Ask Zhang to describe her approach, and she reaches for a term she coined: narrative texture. She does not use flat surfaces. Every wall, every floor, every major set element has layers of accumulated paint, deliberate distressing, and material depth that exist not for decorative reasons but because they catch light in specific ways. On Flashlight, industrial flooring and textured wallpaper were chosen with direct input from the director of photography. On A Call, materials like velvet and aged wood were selected for how they respond dynamically under the film’s lighting scheme, producing a richness that reads as high-end on screen regardless of what the production actually spent.

It is not coincidental that both films received recognition for their cinematography. When sets are constructed with this kind of depth, the camera has something real to find. The collaboration between Zhang and the respective directors of photography on each film was not incidental to that outcome; it was the point. She designs to be shot, not merely to be seen.

Alan Guo had not directed a feature or short before A Call. The film’s critical reception, multiple awards, and wide festival exposure are a testament to his instincts and to the professional infrastructure Zhang helped build around him.
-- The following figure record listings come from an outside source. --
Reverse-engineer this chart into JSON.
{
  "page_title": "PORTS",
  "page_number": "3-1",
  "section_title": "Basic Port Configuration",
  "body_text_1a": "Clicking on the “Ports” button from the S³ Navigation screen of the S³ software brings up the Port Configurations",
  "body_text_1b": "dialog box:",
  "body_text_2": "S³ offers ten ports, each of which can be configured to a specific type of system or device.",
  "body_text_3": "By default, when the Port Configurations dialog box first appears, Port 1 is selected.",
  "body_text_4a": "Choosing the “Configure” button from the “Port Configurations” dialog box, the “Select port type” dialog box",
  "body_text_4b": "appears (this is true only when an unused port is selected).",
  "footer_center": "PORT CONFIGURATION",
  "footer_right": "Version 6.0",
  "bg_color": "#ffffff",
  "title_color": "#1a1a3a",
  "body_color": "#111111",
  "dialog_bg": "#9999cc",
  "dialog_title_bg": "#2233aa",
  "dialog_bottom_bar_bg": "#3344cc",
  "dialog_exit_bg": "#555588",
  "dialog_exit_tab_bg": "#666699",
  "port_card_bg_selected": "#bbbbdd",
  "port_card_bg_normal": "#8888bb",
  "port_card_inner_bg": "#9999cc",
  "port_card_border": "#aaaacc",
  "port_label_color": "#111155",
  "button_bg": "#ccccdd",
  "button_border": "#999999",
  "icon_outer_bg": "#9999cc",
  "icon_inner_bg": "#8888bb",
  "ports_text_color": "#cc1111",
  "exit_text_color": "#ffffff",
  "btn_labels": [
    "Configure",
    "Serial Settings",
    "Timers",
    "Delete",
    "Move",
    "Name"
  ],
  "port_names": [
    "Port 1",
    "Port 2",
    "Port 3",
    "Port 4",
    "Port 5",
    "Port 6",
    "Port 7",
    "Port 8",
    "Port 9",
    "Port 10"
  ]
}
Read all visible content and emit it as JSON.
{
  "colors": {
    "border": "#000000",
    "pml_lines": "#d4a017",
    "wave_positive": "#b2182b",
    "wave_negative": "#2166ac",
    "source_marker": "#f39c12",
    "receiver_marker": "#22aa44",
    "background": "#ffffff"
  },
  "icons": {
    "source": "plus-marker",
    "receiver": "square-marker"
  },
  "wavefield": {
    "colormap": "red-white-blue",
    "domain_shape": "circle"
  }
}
Her role, as she describes it, was to act as a visual translator, using mood boards and physical sketches to bridge the gap between a written script and the 1990s Midwest reality Guo had imagined but had never had to construct.

By taking full command of the period authenticity, the research, sourcing, prop fabrication, and spatial logic, she freed Guo to focus on directing his actors. A first-time director carrying both the visual and performance demands simultaneously is likely to drop one of them. Zhang made sure the visual side was handled so that his creative debut landed with the finish of a much more experienced production.

The success of Flashlight and A Call has not made Zhang cautious; it has made her more specific about what she wants to do. She is drawn now to scripts in which the environment functions as a central dramatic presence rather than background. Historical realism crossed with psychological pressure, or with science fiction’s capacity for world-building from scratch, these are the kinds of projects she is moving toward. Given what she built with a soundstage and a rented modern house on independent budgets, the question of what she might construct with more room to move is one worth asking.

There is a particular kind of craft that operates below the threshold of notice; you feel its presence without knowing exactly where it comes from. The performances seem more grounded. Cinematography finds angles that feel inevitable. The director’s vision arrives on screen without the friction of a world that wasn’t built to hold it. That is what Zhang does, and she does it consistently and intelligently across very different kinds of material. The art department is not a support function in her hands. It is the first language in which the story is written.